There is a lot to be done in the new trade agreement that the United States, Mexico and Canada have concluded on Sunday with deadlines, starting with a name change: if the new deal is adopted by all three countries, the North American Free Trade Agreement will give way to the agreement between the United States and Mexico-Canada or USMCA
It is a cosmetic change for an otherwise consistent set of revisions.
"It's not Nafta, it's a brand new deal," President Trump said Monday at the White House.
The text of the pact, which was released at the end of Sunday, contains important adjustments in several important areas of the trade relations of the countries. The agreement sets new rules for the production of cars, intended to stimulate the production of cars and trucks in countries that pay higher wages. It reduces barriers for American dairy farmers to sell cheese, milk and other products to Canada. It retains a tribunal for resolving trade disputes that the United States wished to lift.
It guarantees Canadian and Mexican manufacturers extensive access to a number of major American markets, such as automobiles and light trucks, but still leaves questions about their ability to avoid tariffs for steel and aluminum exports to the United States.
These are highlights from the text of the agreement and from the 12 "side letters" that the neighboring countries have submitted.
An attempt to send more car production to the United States
Nafta required car manufacturers to produce 62.5 percent of a vehicle's content in North America to qualify for zero rates. The new agreement increases this threshold to 75 percent over time. This is intended to force car manufacturers to purchase fewer parts for an "Assembled in America" (or Canada) car from Germany, Japan, South Korea or China.
For the first time, the new agreement also stipulates that an escalating percentage of parts for every tariff-free vehicle – with a top percentage of 40 per cent in 2023 – must come from a so-called "high wage factory". The agreement says that those factories have to pay a minimum of $ 16 per hour in average salaries for production workers. That's about three times the average wage in a Mexican factory at the moment, and government officials are hoping that the facility forces car manufacturers to move suppliers from Mexico to Canada or the United States.
There are risks for that change. Automotive analysts have warned that the provision may be harmful effect for Americans, by increasing the costs for American car buyers and encouraging car manufacturers to move production to low-wage countries outside the United States, like China.
Conversely, the final determination, as written, can prove to be relatively ineffective in the shift of production – because it is not indexed to inflation. An average wage of $ 16 per hour will be less restrictive in 2023 dollars than it is now.
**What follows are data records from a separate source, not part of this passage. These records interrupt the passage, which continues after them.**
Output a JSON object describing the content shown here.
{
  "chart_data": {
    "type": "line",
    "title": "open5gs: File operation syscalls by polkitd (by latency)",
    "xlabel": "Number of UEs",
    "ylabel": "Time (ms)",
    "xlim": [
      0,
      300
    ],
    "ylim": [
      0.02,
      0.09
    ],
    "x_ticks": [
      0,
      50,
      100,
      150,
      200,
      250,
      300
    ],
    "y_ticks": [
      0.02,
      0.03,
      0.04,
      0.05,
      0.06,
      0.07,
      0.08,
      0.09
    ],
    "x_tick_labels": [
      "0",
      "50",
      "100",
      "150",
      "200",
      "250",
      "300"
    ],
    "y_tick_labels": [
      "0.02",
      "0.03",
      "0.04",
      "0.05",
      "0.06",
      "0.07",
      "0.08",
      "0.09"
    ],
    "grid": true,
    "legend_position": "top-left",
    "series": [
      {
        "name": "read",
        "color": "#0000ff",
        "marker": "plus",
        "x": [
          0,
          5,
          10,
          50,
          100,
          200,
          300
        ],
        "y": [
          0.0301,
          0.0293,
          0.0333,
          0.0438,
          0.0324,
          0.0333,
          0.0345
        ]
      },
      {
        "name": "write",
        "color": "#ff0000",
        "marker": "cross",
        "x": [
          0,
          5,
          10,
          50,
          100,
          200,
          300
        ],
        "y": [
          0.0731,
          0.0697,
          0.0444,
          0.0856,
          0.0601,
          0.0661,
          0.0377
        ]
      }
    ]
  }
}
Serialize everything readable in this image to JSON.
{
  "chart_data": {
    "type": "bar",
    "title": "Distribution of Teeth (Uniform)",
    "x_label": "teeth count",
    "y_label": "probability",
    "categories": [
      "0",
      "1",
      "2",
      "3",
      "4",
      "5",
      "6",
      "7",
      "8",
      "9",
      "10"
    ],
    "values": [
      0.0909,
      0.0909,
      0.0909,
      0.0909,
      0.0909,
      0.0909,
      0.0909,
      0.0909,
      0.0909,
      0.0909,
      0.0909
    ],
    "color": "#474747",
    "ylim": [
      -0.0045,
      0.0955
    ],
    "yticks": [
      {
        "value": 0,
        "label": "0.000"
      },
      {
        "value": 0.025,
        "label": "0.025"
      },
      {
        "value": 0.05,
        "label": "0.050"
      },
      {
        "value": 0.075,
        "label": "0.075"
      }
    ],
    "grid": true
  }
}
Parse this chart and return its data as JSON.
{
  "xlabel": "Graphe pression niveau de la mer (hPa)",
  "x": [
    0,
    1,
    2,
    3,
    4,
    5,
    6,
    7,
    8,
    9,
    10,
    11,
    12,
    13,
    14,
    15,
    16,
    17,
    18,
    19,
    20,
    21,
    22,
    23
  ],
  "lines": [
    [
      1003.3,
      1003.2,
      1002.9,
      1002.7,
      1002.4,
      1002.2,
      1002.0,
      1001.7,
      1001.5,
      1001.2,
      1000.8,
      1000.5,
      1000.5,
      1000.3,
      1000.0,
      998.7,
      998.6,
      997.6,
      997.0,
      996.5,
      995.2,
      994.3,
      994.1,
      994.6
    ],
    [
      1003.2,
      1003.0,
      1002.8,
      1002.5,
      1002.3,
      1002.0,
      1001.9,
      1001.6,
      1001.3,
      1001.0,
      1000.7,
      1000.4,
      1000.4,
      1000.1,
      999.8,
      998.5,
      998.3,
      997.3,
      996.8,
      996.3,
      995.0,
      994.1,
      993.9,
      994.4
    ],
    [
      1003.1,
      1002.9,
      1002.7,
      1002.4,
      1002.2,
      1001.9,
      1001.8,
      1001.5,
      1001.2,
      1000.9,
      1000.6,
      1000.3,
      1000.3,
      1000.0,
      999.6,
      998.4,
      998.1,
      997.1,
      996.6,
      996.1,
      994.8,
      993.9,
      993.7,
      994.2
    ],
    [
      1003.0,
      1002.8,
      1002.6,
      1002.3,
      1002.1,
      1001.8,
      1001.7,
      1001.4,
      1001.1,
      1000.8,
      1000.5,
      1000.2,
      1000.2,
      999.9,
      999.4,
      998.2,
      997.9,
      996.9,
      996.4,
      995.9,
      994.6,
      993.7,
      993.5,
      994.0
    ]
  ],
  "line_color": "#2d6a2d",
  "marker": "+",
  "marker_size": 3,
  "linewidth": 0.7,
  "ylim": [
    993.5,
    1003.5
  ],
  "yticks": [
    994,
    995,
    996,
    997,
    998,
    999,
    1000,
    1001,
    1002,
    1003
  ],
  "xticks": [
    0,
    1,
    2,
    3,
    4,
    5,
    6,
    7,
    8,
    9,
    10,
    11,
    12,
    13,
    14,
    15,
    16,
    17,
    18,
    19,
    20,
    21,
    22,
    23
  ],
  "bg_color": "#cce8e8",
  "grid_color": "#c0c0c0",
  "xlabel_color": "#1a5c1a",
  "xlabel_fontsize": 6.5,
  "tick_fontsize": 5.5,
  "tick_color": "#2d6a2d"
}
Exemption of future car tariffs for Canada and Mexico
Mr. Trump has repeatedly threatened to set tariffs on imported cars during the past year. In a press conference last week, he suggested that Canada would receive such rates if it did not reach an agreement with the United States on a new trade agreement. The government of Mr Trump has launched an investigation that could lead to car fares, but it does not seem likely that this will soon come to an end. The threat of car tariffs has blurred the trade negotiations with several countries, including Japan and South Korea, which import car and car parts into America.
Canada and Mexico, however, do not have to sweat. The new agreement includes side letters granting exemptions from future US rates to 2.6 million imported passenger cars from each of these countries. That is slightly more vehicles than Mexico has exported to the United States last year and has exported almost 1 million more than Canada.
Wins for American cheese (and wine)
Perhaps the biggest bottleneck in recent months' talks was Canada's protection of its dairy market, including limits on imported dairy products from the United States and government support that gives Canadian products an advantage over international markets against American.
"Dairy was a deal breaker," Mr. Trump on Monday.
The new agreement provides the victories of the United States on both fronts. It gradually opens the Canadian market for more exported US dairy products, including "liquid milk, cream, butter, skimmed milk powder, cheese and other dairy products." Canada agreed to eliminate a program that helps Canadian sellers of certain dairy products at home and abroad.
A victory for Canada in dispute resolution
Trade agreements usually come with enforcement mechanisms. As part of the renegotiation efforts, the United States tried to eliminate one of those mechanisms in Nafta: the the so-called Chapter 19 provision, which gives the three countries a kind of neutral game site – a panel with representatives from each country – to challenge each other's tariffs and other actions.
Canada won the battle to keep that provision in the revised agreement. It did, however, agree to eliminate another form of enforcement between the United States and Canada, which would allow investors to file lawsuits for foreign aid. Consumer groups have long criticized this settlement mechanism because large corporations allow too much power to challenge environmental and other regulations. The new deal leaves that mechanism for disputes between the United States and Mexico, but not for Canada.
Goodies for trade unions, banks and pharmaceutical companies
Among the small but important items in the new agreement is a measure to encourage Mexico to make it easier for employees to form and join trade unions, steps to give US financial services companies better access to Canadian and Mexican markets, and provision to protect the intellectual property of US pharmaceutical companies that sell prescription drugs in Canada.
The latter provision will provide longer protection for US biologics, against biosimilar competitors, and it will likely increase the profits of those drug makers when they sell in Canada.